Vierte la mezcla en el estofado, remueve y cocina a fuego lento durante otros 10-15 minutos.
Mientras el estofado se cocina, preparamos las tortitas.
En un bol, bate los huevos, añade el kefir (una leche fermentada; si no lo encuentras, puedes usar yogur natural líquido o buttermilk) y una pizca de sal fina. Bate los ingredientes con unas varillas.
Mezcla los ingredientes líquidos con los secos: añade la harina de trigo, la sémola, el bicarbonato de sodio y la levadura en polvo. Amasa hasta obtener una masa espesa y sin grumos.
Derrite la mantequilla, viértela en la masa, mezcla y déjala reposar durante 5-6 minutos.
Cocina las tortitas a fuego lento hasta que estén doradas por ambos lados. El tamaño no importa, yo las hago un poco más grandes que unas tortitas americanas pequeñas.
Para servir, coloca una porción de tortitas en cada plato, añade las costillas, trozos de salchicha, riega todo con la salsa y sirve la machanka po-krestianski, decorada con hierbas frescas.
¡Y ahí lo tienes! Un plato de machanka po-krestianski listo para calentar el cuerpo y el alma. Este plato es más que una simple receta; es una celebración de la comida casera, de los sabores intensos y de la tradición de compartir.
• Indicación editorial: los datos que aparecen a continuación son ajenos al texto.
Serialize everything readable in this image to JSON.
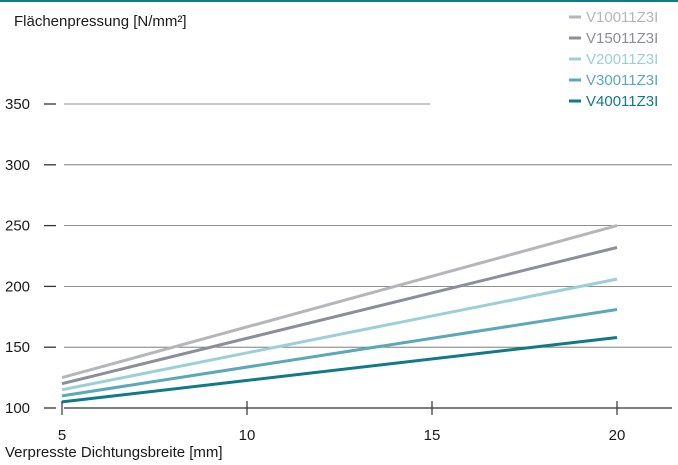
{
  "chart_data": {
    "type": "line",
    "ylabel": "Flächenpressung [N/mm²]",
    "xlabel": "Verpresste Dichtungsbreite [mm]",
    "xlim": [
      5,
      20
    ],
    "ylim": [
      100,
      350
    ],
    "xticks": [
      "5",
      "10",
      "15",
      "20"
    ],
    "yticks": [
      "100",
      "150",
      "200",
      "250",
      "300",
      "350"
    ],
    "grid": false,
    "legend_position": "top-right",
    "series": [
      {
        "name": "V10011Z3I",
        "color": "#b4b6bc",
        "x": [
          5,
          20
        ],
        "y": [
          125,
          250
        ]
      },
      {
        "name": "V15011Z3I",
        "color": "#8c8f99",
        "x": [
          5,
          20
        ],
        "y": [
          120,
          232
        ]
      },
      {
        "name": "V20011Z3I",
        "color": "#9ccfd8",
        "x": [
          5,
          20
        ],
        "y": [
          115,
          206
        ]
      },
      {
        "name": "V30011Z3I",
        "color": "#5ba8b8",
        "x": [
          5,
          20
        ],
        "y": [
          110,
          181
        ]
      },
      {
        "name": "V40011Z3I",
        "color": "#0f7a88",
        "x": [
          5,
          20
        ],
        "y": [
          105,
          158
        ]
      }
    ]
  },
  "style": {
    "top_rule_color": "#0f7a88",
    "axis_color": "#333333"
  }
}
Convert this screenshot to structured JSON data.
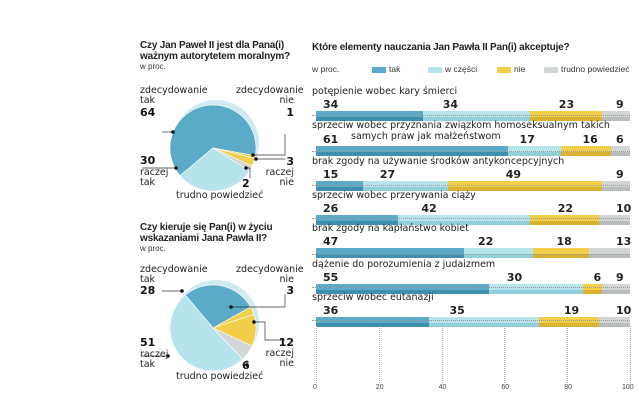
{
  "colors": {
    "tak": "#5aaac8",
    "w_czesci": "#b6e3ec",
    "nie": "#f2cf4a",
    "trudno": "#d3d6d6",
    "tak_dark": "#3f8fae",
    "w_czesci_dark": "#93cfdb",
    "nie_dark": "#d9b232",
    "trudno_dark": "#b9bdbd"
  },
  "chart_data": [
    {
      "type": "pie",
      "title": "Czy Jan Paweł II  jest dla Pana(i) ważnym autorytetem moralnym?",
      "unit": "w proc.",
      "slices": [
        {
          "label": "zdecydowanie tak",
          "value": 64
        },
        {
          "label": "zdecydowanie nie",
          "value": 1
        },
        {
          "label": "raczej nie",
          "value": 3
        },
        {
          "label": "trudno powiedzieć",
          "value": 2
        },
        {
          "label": "raczej tak",
          "value": 30
        }
      ]
    },
    {
      "type": "pie",
      "title": "Czy kieruje się Pan(i) w życiu wskazaniami Jana Pawła II?",
      "unit": "w proc.",
      "slices": [
        {
          "label": "zdecydowanie tak",
          "value": 28
        },
        {
          "label": "zdecydowanie nie",
          "value": 3
        },
        {
          "label": "raczej nie",
          "value": 12
        },
        {
          "label": "trudno powiedzieć",
          "value": 6
        },
        {
          "label": "raczej tak",
          "value": 51
        }
      ]
    },
    {
      "type": "bar",
      "orientation": "horizontal",
      "stacked": true,
      "title": "Które elementy nauczania Jan Pawła II Pan(i) akceptuje?",
      "unit": "w proc.",
      "series_names": [
        "tak",
        "w części",
        "nie",
        "trudno powiedzieć"
      ],
      "xlim": [
        0,
        100
      ],
      "xticks": [
        "0",
        "20",
        "40",
        "60",
        "80",
        "100"
      ],
      "categories": [
        "potępienie wobec kary śmierci",
        "sprzeciw wobec przyznania związkom homoseksualnym takich samych praw jak małżeństwom",
        "brak zgody na używanie środków antykoncepcyjnych",
        "sprzeciw wobec przerywania ciąży",
        "brak zgody na kapłaństwo kobiet",
        "dążenie do porozumienia z judaizmem",
        "sprzeciw wobec eutanazji"
      ],
      "rows": [
        [
          34,
          34,
          23,
          9
        ],
        [
          61,
          17,
          16,
          6
        ],
        [
          15,
          27,
          49,
          9
        ],
        [
          26,
          42,
          22,
          10
        ],
        [
          47,
          22,
          18,
          13
        ],
        [
          55,
          30,
          6,
          9
        ],
        [
          36,
          35,
          19,
          10
        ]
      ]
    }
  ]
}
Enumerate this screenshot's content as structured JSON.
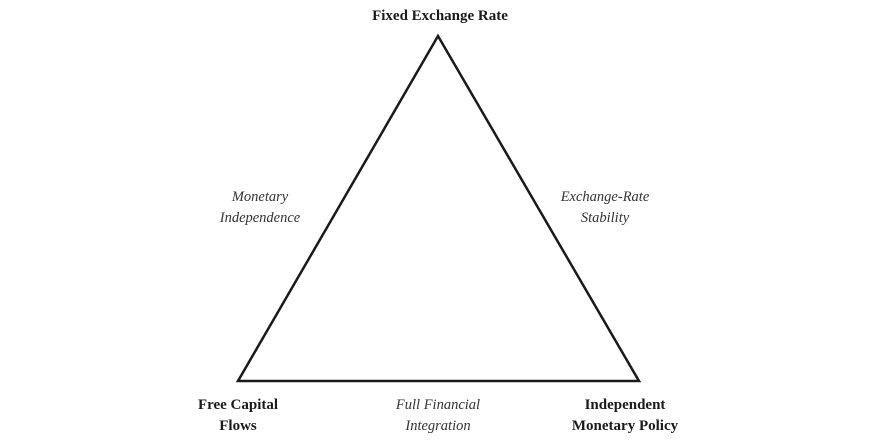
{
  "vertices": {
    "top": {
      "lines": [
        "Fixed Exchange Rate"
      ]
    },
    "bottom_left": {
      "lines": [
        "Free Capital",
        "Flows"
      ]
    },
    "bottom_right": {
      "lines": [
        "Independent",
        "Monetary Policy"
      ]
    }
  },
  "sides": {
    "left": {
      "lines": [
        "Monetary",
        "Independence"
      ]
    },
    "right": {
      "lines": [
        "Exchange-Rate",
        "Stability"
      ]
    },
    "bottom": {
      "lines": [
        "Full Financial",
        "Integration"
      ]
    }
  },
  "colors": {
    "stroke": "#1a1a1a",
    "background": "#ffffff"
  }
}
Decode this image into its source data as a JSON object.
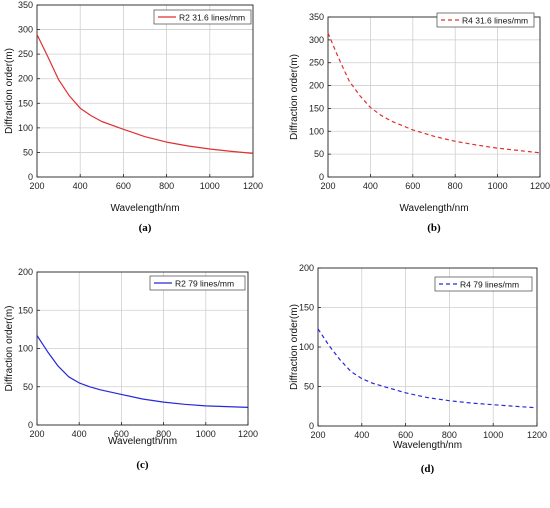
{
  "chart_data": [
    {
      "type": "line",
      "panel_label": "(a)",
      "xlabel": "Wavelength/nm",
      "ylabel": "Diffraction order(m)",
      "xlim": [
        200,
        1200
      ],
      "ylim": [
        0,
        350
      ],
      "xticks": [
        200,
        400,
        600,
        800,
        1000,
        1200
      ],
      "yticks": [
        0,
        50,
        100,
        150,
        200,
        250,
        300,
        350
      ],
      "grid": true,
      "legend_position": "top-right",
      "series": [
        {
          "name": "R2 31.6 lines/mm",
          "color": "#e03030",
          "dash": "solid",
          "x": [
            200,
            250,
            300,
            350,
            400,
            450,
            500,
            600,
            700,
            800,
            900,
            1000,
            1100,
            1200
          ],
          "y": [
            290,
            245,
            198,
            165,
            140,
            125,
            113,
            97,
            82,
            71,
            63,
            57,
            52,
            48
          ]
        }
      ]
    },
    {
      "type": "line",
      "panel_label": "(b)",
      "xlabel": "Wavelength/nm",
      "ylabel": "Diffraction order(m)",
      "xlim": [
        200,
        1200
      ],
      "ylim": [
        0,
        350
      ],
      "xticks": [
        200,
        400,
        600,
        800,
        1000,
        1200
      ],
      "yticks": [
        0,
        50,
        100,
        150,
        200,
        250,
        300,
        350
      ],
      "grid": true,
      "legend_position": "top-right",
      "series": [
        {
          "name": "R4 31.6 lines/mm",
          "color": "#e03030",
          "dash": "dashed",
          "x": [
            200,
            250,
            300,
            350,
            400,
            450,
            500,
            600,
            700,
            800,
            900,
            1000,
            1100,
            1200
          ],
          "y": [
            315,
            260,
            210,
            178,
            152,
            135,
            122,
            103,
            89,
            78,
            70,
            63,
            58,
            53
          ]
        }
      ]
    },
    {
      "type": "line",
      "panel_label": "(c)",
      "xlabel": "Wavelength/nm",
      "ylabel": "Diffraction order(m)",
      "xlim": [
        200,
        1200
      ],
      "ylim": [
        0,
        200
      ],
      "xticks": [
        200,
        400,
        600,
        800,
        1000,
        1200
      ],
      "yticks": [
        0,
        50,
        100,
        150,
        200
      ],
      "grid": true,
      "legend_position": "top-right",
      "series": [
        {
          "name": "R2 79 lines/mm",
          "color": "#2828d8",
          "dash": "solid",
          "x": [
            200,
            250,
            300,
            350,
            400,
            450,
            500,
            600,
            700,
            800,
            900,
            1000,
            1100,
            1200
          ],
          "y": [
            117,
            96,
            77,
            63,
            55,
            50,
            46,
            40,
            34,
            30,
            27,
            25,
            24,
            23
          ]
        }
      ]
    },
    {
      "type": "line",
      "panel_label": "(d)",
      "xlabel": "Wavelength/nm",
      "ylabel": "Diffraction order(m)",
      "xlim": [
        200,
        1200
      ],
      "ylim": [
        0,
        200
      ],
      "xticks": [
        200,
        400,
        600,
        800,
        1000,
        1200
      ],
      "yticks": [
        0,
        50,
        100,
        150,
        200
      ],
      "grid": true,
      "legend_position": "top-right",
      "series": [
        {
          "name": "R4 79 lines/mm",
          "color": "#2828d8",
          "dash": "dashed",
          "x": [
            200,
            250,
            300,
            350,
            400,
            450,
            500,
            600,
            700,
            800,
            900,
            1000,
            1100,
            1200
          ],
          "y": [
            123,
            102,
            84,
            69,
            60,
            54,
            50,
            42,
            36,
            32,
            29,
            27,
            25,
            23
          ]
        }
      ]
    }
  ]
}
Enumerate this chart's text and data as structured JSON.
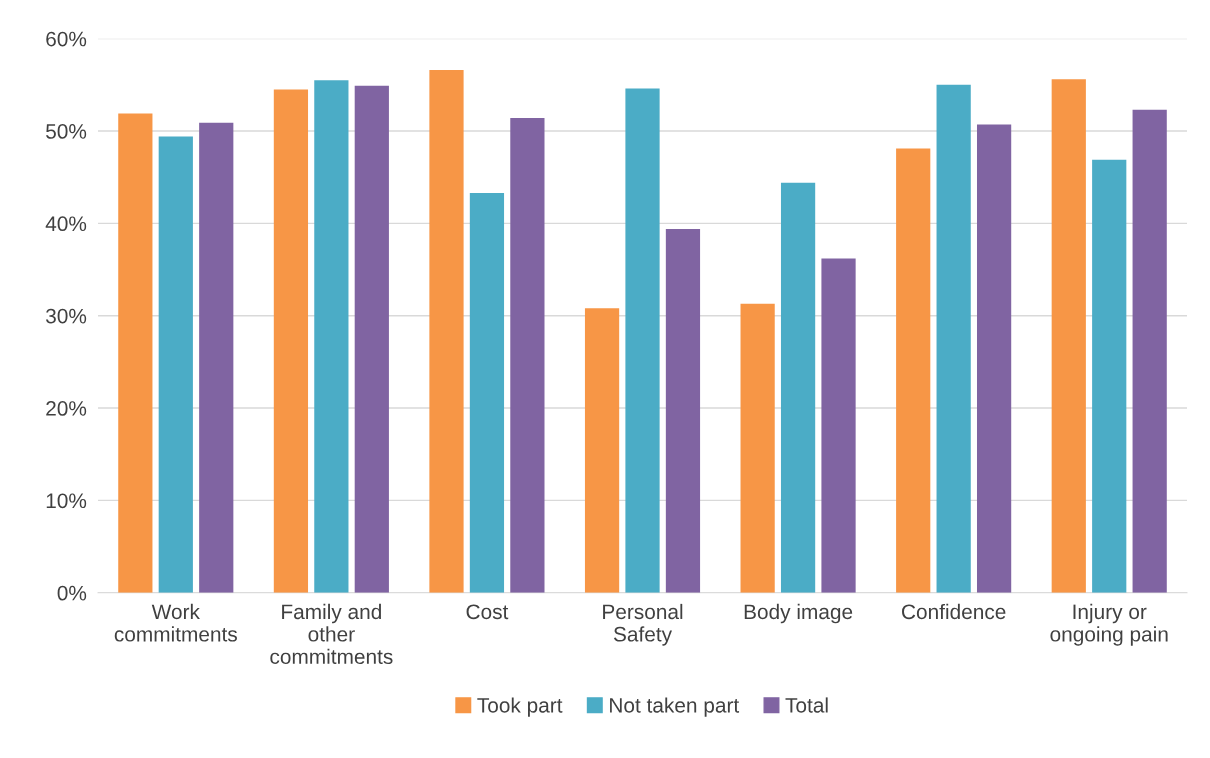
{
  "chart_data": {
    "type": "bar",
    "categories": [
      "Work\ncommitments",
      "Family and\nother\ncommitments",
      "Cost",
      "Personal\nSafety",
      "Body image",
      "Confidence",
      "Injury or\nongoing pain"
    ],
    "series": [
      {
        "name": "Took part",
        "color": "#f79646",
        "values": [
          51.9,
          54.5,
          56.6,
          30.8,
          31.3,
          48.1,
          55.6
        ]
      },
      {
        "name": "Not taken part",
        "color": "#4bacc6",
        "values": [
          49.4,
          55.5,
          43.3,
          54.6,
          44.4,
          55.0,
          46.9
        ]
      },
      {
        "name": "Total",
        "color": "#8064a2",
        "values": [
          50.9,
          54.9,
          51.4,
          39.4,
          36.2,
          50.7,
          52.3
        ]
      }
    ],
    "ylim": [
      0,
      60
    ],
    "yticks": [
      {
        "value": 0,
        "label": "0%"
      },
      {
        "value": 10,
        "label": "10%"
      },
      {
        "value": 20,
        "label": "20%"
      },
      {
        "value": 30,
        "label": "30%"
      },
      {
        "value": 40,
        "label": "40%"
      },
      {
        "value": 50,
        "label": "50%"
      },
      {
        "value": 60,
        "label": "60%"
      }
    ],
    "grid": "y",
    "legend": "bottom"
  }
}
Sírvelo bien caliente, asegurándote de que todos tengan suficientes tortitas para no dejar ni una gota de salsa en el plato. Acompáñalo con unos pepinillos encurtidos para un contraste ácido que realza aún más los sabores. Esperamos que disfrutes de esta experiencia culinaria tanto como nosotros. ¡Buen provecho!